Tobacco users are finding some new packaging and new restrictions when they stop by their favorite stores these days.

New federal regulations went into effect on Tuesday that places severe limitations on how tobacco manufacturers can name and advertise some of their products, and some stores also are having to move items to more restricted locations.

It’s all part of the sweeping legislation that was passed last year to give the Food and Drug Administration broad power to regulate the sale of tobacco.

First and foremost among that is that tobacco companies no longer can advertise their products as being “light,” “mild,” or “low tar.”

And that’s created sort of a cat-and-mouse game with consumers who prefer those types of products.

And there also is the requirement that consumers under 18 can’t have open access to tobacco products.

At Cox’s Smokers Outlet in Village Plaza in Shelbyville, managers have placed signs outside the door that alert shoppers that they must be 18 to enter.

“We put up the sign on the door,” Manager Michelle Peyton said. “Adults only. Must be 18 to enter. That’s new and is required by the FDA.”

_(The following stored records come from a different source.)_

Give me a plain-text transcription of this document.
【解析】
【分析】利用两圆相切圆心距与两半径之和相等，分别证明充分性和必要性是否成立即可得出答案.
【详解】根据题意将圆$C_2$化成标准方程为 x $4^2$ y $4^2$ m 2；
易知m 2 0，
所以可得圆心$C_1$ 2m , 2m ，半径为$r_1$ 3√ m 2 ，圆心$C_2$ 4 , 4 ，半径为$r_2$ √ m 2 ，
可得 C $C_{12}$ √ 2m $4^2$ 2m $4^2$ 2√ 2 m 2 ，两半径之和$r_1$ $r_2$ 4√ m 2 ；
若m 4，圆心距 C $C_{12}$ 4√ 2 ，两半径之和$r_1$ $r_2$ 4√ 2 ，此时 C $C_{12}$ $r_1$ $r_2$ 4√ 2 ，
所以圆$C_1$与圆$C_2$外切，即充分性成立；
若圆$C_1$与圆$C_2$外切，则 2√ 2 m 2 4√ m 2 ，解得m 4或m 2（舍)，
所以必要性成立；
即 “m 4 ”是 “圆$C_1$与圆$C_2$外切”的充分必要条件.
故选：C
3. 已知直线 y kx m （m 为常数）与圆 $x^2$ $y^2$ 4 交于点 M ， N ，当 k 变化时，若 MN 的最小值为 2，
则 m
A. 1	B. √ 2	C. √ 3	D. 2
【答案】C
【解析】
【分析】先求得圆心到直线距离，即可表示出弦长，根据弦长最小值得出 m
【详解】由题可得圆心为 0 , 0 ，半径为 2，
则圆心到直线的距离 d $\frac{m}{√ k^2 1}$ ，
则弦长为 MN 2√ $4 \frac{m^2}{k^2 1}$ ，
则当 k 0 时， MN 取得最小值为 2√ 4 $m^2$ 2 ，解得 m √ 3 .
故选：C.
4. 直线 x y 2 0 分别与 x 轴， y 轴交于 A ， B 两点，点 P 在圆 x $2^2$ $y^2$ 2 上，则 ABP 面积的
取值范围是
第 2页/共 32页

Tobacco companies such as R.J. Reynolds and Philip Morris USA have countered with consistent colors on packaging and even printed messages to let consumers know that though they can’t call brands by their old names, the cigarettes remain the same.

Peyton said her shoppers haven’t been confused.

“There’s red and blue and gold,” she said. “We explained it to them, and they already knew, they watch the news.

“They’re pretty much used to it. They’ll come, and they’ll ask.”

In stores that have more open traffic of shoppers of all ages, tobacco products – including roll-your-own – must be under restricted access.

Merchants received directives that told them they must remove and destroy point-of-sale materials and temporary displays for cigarettes, smokeless tobacco products and “light” products.

 “We haven’t had any trouble so far,” said Vickie Goodlett of Fast Lane in Shelbyville. “We have to get the products for them, but then we’re drivethru anyway.”

Quick Cigarettes in Simpsonville may be the most directly affected outlet it in the county because it distributes tobacco products for interstate sales.

A person who answered the phone at the office only laughed at questions and said “it’s directed at us.” She referred questions to the company’s owner, who did not return a phone message.